Neulasta (pegfilgrastim) is a long-acting granulocyte colony stimulating factor (G-CSF) that is used to bolster white cells in patients undergoing chemotherapy for cancer, and remains one of Amgen’s top-selling drugs with sales of $4.6bn last year, $3.6bn of which were made in the US.
Sandoz – a subsidiary of Novartis – is seeking approval for the same indication as the reference product and says the filing is its third for a biosimilar in the US market.
The company has already claimed an FDA approval for Zarxio (filgrastim-sndz) – a competitor to Amgen’s shorter-acting Neupogen (filgrastim) brand of G-CSF which achieved sales of $1.2bn last year, with almost three quarters of that total coming from the US.
Meanwhile, Sandoz has also submitted a dossier to the FDA seeking approval for a biosimilar of Amgen’s Enbrel (etanercept), the company’s biggest-selling drug with sales of $4.7bn in 2014, $4.4bn from the US market.

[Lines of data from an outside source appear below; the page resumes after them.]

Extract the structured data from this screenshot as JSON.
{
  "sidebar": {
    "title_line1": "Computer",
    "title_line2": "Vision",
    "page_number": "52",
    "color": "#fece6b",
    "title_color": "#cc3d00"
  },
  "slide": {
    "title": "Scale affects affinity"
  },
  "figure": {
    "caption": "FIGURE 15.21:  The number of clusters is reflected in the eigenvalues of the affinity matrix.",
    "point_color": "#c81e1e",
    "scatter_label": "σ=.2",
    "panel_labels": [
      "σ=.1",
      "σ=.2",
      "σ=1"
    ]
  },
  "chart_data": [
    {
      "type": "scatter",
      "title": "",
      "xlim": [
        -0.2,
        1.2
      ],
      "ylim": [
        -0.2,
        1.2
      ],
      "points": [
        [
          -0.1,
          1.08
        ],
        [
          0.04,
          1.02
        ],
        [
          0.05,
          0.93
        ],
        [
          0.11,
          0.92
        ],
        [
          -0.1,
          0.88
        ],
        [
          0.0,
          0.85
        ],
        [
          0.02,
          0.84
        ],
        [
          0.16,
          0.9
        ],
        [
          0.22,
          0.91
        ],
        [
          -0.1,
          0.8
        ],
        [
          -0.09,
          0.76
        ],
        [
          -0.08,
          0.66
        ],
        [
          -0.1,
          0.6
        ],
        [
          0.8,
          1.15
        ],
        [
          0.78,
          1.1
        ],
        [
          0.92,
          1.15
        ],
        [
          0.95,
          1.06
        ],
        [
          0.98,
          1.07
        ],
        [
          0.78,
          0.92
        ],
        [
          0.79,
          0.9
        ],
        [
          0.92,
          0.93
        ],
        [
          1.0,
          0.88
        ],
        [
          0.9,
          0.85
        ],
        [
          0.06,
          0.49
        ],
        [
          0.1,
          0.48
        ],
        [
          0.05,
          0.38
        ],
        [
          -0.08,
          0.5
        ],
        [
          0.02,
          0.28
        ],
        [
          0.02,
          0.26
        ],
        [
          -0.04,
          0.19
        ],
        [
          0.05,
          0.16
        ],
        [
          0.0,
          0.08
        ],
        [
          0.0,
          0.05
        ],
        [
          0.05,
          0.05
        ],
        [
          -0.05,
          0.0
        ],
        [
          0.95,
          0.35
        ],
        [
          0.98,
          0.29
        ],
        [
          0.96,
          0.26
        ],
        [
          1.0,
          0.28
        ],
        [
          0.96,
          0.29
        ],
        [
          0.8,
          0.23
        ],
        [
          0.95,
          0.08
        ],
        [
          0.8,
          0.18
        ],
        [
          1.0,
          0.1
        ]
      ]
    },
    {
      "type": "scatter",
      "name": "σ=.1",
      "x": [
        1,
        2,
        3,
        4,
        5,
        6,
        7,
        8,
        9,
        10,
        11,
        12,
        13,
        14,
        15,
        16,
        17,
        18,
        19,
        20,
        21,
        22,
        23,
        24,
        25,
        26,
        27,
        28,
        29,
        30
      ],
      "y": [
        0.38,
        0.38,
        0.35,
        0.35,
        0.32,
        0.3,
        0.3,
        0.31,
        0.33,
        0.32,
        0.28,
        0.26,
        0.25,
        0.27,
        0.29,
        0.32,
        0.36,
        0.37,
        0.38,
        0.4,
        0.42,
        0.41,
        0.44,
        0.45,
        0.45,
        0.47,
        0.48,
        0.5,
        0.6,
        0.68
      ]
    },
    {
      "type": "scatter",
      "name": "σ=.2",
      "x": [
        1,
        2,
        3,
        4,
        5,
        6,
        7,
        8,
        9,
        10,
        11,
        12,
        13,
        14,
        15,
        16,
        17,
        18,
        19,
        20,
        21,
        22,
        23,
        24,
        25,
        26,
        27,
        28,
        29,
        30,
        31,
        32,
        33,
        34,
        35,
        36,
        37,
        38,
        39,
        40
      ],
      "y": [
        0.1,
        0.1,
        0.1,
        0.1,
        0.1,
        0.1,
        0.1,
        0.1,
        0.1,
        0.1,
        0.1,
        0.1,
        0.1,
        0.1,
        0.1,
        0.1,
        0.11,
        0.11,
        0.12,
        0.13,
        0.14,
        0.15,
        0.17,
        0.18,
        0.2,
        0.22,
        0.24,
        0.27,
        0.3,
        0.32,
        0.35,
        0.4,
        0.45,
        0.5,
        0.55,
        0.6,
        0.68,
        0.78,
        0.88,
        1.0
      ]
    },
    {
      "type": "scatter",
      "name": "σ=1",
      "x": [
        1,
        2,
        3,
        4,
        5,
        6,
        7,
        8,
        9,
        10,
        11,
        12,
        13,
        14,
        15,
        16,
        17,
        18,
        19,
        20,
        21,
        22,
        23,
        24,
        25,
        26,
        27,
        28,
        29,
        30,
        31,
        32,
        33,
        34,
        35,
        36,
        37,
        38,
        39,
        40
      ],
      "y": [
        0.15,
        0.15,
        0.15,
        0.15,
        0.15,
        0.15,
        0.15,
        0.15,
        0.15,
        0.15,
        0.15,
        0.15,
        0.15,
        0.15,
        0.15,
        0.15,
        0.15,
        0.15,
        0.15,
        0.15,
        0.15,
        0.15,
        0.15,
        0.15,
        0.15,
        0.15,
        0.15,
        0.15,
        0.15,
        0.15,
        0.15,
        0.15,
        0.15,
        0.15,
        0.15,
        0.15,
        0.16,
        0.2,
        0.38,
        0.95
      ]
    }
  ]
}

The patents on Neulasta expired in the US in October 2015, but remain in force in Europe until August 2017, according to data from the Generics and Biosimilars Initiative (GaBi), which says Canada’s Apotex has also filed for FDA approval of a biosimilar version of the drug.
Sandoz has conducted three pivotal clinical trials on its biosimilar – one pharmacokinetic and pharmacodynamic study in healthy volunteers and two comparative efficacy and safety studies in breast cancer patients (PROTECT 1 & 2) – and says these “demonstrate that the proposed biosimilar is highly similar to the reference product”.
There is ample evidence that after a slow start the US is prepared to embrace biosimilars, with a string of guidance documents emerging from the FDA in recent months to help drug developers file successful marketing applications.
A few weeks ago for example, the regulator acknowledged for the first time that it is possible for a biosimilar to be interchangeable – and therefore substitutable – with a reference product.